Even when gathered into definite channels, ground water does not have the erosive power of surface streams, since it carries with it little or no rock waste. Regions whose underground drainage is so perfect that the development of surface streams has been retarded or prevented escape to a large extent the leveling action of surface running waters, and may therefore stand higher than the surrounding country. The hill honeycombed by Luray Cavern, Virginia, has been attributed to this cause.
Cavern deposits. Even in the zone of solution water may under certain circumstances deposit as well as erode. As it trickles from the roof of caverns, the lime carbonate which it has taken into solution from the layers of limestone above is deposited by evaporation in the air in icicle-like pendants called stalactites. As the drops splash on the floor there are built up in the same way thicker masses called stalagmites, which may grow to join the stalactites above, forming pillars. A stalagmitic crust often seals with rock the earth which accumulates in caverns, together with whatever relics of cave dwellers, either animals or men, it may contain.

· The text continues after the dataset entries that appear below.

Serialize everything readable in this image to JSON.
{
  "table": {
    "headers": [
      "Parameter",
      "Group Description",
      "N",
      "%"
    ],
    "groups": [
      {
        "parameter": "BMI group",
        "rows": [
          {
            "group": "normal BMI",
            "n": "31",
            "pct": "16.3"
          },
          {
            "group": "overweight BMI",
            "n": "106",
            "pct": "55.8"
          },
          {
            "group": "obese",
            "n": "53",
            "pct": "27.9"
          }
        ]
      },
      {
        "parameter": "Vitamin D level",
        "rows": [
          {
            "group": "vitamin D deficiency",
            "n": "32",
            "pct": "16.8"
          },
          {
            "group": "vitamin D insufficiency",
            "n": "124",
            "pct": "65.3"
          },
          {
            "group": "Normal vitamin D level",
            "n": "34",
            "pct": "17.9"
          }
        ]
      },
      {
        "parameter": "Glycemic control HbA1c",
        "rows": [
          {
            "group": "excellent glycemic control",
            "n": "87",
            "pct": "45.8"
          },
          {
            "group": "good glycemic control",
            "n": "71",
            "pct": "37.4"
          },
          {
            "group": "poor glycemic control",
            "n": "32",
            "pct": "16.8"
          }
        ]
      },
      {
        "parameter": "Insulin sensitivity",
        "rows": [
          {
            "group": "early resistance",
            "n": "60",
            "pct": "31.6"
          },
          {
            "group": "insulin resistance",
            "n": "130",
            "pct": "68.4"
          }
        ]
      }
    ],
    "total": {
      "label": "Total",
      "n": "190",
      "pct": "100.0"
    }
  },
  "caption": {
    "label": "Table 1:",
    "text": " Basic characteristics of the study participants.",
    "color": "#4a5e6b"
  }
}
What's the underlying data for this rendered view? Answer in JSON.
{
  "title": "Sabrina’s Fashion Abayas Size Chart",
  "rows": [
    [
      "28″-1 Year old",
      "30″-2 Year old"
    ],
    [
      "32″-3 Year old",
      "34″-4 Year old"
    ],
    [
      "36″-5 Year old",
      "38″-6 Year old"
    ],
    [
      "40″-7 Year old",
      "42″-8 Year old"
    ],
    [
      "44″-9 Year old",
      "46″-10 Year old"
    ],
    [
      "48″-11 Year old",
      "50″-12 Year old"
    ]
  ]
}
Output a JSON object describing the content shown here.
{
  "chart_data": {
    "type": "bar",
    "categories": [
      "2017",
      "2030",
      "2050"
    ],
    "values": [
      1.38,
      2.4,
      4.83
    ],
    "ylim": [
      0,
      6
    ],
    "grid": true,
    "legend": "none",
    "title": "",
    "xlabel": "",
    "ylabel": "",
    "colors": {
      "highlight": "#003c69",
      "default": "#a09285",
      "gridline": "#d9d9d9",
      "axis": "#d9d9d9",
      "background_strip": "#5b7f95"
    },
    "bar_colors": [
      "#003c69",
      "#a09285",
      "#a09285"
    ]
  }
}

Can you explain why slender stalactites formed by the drip of single drops are often hollow pipes?
The zone of cementation. With increasing depth subterranean water becomes more and more sluggish in its movements and more and more highly charged with minerals dissolved from the rocks above. At such depths it deposits these minerals in the pores of rocks, cementing their grains together, and in crevices and fissures, forming mineral veins. Thus below the zone of solution where the work of water is to dissolve, lies the zone of cementation where its work is chemical deposit. A part of the invisible load of waste is thus transferred from rocks near the surface to those at greater depths.
As the land surface is gradually lowered by weathering and the work of rain and streams, rocks which have lain deep within the zone of cementation are brought within the zone of solution. Thus there are exposed to view limestones, whose cracks were filled with calcite (crystallized carbonate of lime), with quartz or other minerals, and sandstones whose grains were well cemented many feet below the surface.